Right after I heard about this yesterday I was scheduled to be the “mystery reader” in the my baby girl’s second grade classroom.  I had the surreal experience of being buzzed in, signing in and putting on my visitor badge (all the time thinking how ineffective such measures would be in the face of someone truly determined to kill).  I walked down the halls and into the classroom and gave my daughter a big hug, saw all the smiling faces, spent half an hour reading Christmas stories to 20 kids who had every expectation of being safe in their school, just like the first graders of Sandy Hook did.

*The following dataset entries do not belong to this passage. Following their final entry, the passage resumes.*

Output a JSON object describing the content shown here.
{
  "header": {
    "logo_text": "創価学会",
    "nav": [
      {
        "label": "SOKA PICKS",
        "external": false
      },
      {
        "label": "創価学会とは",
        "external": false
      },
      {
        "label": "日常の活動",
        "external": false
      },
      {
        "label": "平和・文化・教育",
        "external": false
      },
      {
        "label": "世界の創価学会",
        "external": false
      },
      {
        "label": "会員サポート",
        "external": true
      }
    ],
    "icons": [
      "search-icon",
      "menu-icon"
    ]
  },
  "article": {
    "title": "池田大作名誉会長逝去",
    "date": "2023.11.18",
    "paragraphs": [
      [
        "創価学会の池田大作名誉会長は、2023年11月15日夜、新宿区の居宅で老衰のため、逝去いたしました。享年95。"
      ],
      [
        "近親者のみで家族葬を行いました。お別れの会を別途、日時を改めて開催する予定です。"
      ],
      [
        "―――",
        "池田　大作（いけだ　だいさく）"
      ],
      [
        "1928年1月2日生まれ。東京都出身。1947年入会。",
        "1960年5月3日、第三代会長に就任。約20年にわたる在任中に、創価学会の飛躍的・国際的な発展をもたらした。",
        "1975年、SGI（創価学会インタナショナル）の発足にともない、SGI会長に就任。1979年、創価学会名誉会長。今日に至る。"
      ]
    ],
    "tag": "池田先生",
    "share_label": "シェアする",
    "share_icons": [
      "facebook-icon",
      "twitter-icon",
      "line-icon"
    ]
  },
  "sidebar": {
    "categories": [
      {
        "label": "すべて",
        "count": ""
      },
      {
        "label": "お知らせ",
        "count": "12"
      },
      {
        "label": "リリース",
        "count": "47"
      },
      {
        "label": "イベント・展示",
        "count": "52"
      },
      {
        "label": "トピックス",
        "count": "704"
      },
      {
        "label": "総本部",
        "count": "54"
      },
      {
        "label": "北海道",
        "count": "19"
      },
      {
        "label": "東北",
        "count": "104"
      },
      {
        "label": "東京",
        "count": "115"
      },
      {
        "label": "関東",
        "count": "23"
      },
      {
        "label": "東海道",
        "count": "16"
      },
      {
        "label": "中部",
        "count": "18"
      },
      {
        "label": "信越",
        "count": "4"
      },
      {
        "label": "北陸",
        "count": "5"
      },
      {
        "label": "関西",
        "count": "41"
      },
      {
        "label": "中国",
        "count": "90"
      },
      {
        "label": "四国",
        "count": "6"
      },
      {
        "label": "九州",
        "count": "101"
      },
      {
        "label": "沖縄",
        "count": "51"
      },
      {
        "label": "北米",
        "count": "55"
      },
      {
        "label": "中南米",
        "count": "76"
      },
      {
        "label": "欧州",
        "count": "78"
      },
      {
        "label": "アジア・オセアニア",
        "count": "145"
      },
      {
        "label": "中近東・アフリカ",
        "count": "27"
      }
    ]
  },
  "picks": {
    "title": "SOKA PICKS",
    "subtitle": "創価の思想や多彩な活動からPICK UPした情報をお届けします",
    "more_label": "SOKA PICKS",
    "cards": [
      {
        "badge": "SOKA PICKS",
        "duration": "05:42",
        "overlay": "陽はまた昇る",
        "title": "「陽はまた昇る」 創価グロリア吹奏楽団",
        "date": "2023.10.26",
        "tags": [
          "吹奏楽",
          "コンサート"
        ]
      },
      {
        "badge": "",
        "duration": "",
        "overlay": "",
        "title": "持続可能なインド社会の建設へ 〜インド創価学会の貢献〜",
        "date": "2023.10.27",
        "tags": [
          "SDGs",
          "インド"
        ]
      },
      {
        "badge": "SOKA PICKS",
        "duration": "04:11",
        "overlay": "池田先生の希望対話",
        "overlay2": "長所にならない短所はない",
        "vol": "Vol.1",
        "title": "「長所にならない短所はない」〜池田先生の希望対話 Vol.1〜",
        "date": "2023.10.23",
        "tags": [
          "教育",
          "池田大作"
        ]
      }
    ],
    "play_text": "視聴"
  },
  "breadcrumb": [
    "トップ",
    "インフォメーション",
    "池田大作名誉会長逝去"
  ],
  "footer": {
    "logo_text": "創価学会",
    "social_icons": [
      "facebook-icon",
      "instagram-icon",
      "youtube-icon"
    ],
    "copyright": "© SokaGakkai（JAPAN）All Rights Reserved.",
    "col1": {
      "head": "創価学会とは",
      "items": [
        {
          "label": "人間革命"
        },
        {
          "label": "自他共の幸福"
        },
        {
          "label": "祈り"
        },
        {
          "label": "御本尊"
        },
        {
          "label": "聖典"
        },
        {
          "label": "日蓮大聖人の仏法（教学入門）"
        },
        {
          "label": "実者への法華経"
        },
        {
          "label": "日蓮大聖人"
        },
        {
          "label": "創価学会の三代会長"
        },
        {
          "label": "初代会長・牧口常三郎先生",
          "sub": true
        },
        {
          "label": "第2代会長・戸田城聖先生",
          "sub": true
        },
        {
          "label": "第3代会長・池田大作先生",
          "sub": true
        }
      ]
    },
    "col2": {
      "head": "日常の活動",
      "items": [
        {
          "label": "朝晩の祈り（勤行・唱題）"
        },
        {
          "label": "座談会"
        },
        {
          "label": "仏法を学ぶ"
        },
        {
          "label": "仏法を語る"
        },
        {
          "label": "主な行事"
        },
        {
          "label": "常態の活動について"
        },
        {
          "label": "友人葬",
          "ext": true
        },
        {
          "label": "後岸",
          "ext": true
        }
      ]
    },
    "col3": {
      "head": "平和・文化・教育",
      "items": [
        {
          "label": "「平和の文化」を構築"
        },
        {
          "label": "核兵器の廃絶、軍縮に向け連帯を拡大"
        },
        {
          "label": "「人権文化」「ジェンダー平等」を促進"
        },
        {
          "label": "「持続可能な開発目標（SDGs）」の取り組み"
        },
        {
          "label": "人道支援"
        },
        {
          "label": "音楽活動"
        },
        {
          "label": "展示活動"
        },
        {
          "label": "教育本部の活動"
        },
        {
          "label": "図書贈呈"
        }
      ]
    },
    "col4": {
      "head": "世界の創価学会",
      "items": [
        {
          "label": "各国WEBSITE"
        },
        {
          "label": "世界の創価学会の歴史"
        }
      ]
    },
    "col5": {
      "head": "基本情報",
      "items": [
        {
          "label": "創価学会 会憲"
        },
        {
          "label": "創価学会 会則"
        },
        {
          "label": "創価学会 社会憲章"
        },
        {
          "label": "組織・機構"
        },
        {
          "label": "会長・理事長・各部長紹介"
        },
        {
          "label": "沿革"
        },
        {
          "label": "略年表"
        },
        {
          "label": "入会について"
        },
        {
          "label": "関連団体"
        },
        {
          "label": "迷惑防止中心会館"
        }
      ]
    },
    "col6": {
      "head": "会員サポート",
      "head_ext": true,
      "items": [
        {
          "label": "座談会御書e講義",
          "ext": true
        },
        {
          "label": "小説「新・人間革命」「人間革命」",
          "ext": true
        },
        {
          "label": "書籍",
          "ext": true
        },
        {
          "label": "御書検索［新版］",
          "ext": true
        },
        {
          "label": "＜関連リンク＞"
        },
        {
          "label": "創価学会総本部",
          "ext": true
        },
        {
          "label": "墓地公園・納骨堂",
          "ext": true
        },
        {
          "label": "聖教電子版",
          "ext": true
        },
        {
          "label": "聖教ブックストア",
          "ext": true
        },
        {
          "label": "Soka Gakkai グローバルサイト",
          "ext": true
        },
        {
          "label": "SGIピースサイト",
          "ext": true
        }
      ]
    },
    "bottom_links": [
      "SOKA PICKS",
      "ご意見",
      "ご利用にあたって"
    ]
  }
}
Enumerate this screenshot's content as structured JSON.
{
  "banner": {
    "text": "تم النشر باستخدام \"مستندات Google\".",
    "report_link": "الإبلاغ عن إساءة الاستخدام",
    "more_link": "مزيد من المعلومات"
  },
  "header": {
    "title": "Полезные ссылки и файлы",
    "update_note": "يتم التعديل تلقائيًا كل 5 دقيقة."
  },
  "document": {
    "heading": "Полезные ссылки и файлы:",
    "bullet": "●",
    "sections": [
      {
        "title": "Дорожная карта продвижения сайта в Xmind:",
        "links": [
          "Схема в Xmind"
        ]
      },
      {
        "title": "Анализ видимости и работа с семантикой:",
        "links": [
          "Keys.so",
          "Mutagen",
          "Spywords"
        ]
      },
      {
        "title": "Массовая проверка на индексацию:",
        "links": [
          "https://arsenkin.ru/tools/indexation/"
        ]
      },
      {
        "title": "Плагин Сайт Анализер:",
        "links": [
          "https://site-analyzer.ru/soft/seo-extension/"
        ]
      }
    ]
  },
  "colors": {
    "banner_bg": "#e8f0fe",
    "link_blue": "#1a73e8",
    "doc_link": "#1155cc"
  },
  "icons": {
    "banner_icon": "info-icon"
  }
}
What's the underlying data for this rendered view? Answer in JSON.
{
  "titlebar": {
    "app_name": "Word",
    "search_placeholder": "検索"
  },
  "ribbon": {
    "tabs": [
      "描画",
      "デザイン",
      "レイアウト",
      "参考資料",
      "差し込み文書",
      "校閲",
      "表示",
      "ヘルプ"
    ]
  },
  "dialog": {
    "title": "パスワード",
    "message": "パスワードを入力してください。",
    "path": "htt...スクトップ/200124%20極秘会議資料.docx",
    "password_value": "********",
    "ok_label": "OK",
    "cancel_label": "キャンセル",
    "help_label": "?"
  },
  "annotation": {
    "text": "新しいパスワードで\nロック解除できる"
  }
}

But there is no truly place safe anywhere; that’s part of the human condition.  You could decide to homeschool your kids and they could die in a car wreck, or a home invasion, or a fire, or in their sleep of carbon monoxide poisoning, or of cancer.  If you have kids, if you love anyone, you are opening yourself up to the possibility of loss and pain. (And if you don’t, you are suffering a different kind of loss and pain.)
We can’t live in fear forever, so we will go on.  And in a few days, unless you are one of the people whose children were murdered, the numbness will wear off, like it did after Aurora, after 9-11, after Columbine, and so many more.  We will all go back to thinking about Christmas and worrying about our personal problems which right now seem so petty, so unimportant.
And if we can continue to hold the dead and the grieving up in prayer, and be a little kinder and more loving to those around us, it’s okay.  We have to live in this world, flawed though it is and though we are, at least for now.
O come, Thou Day-Spring, come and cheer
Our spirits by Thine advent here
Disperse the gloomy clouds of night
And death’s dark shadows put to flight.
Rejoice! Rejoice! Emmanuel
Shall come to thee, O Israel.

Eternal rest grant unto them, O Lord, and let perpetual light shine upon them.  May their souls, and the souls of all the faithful departed, rest in peace.  Amen.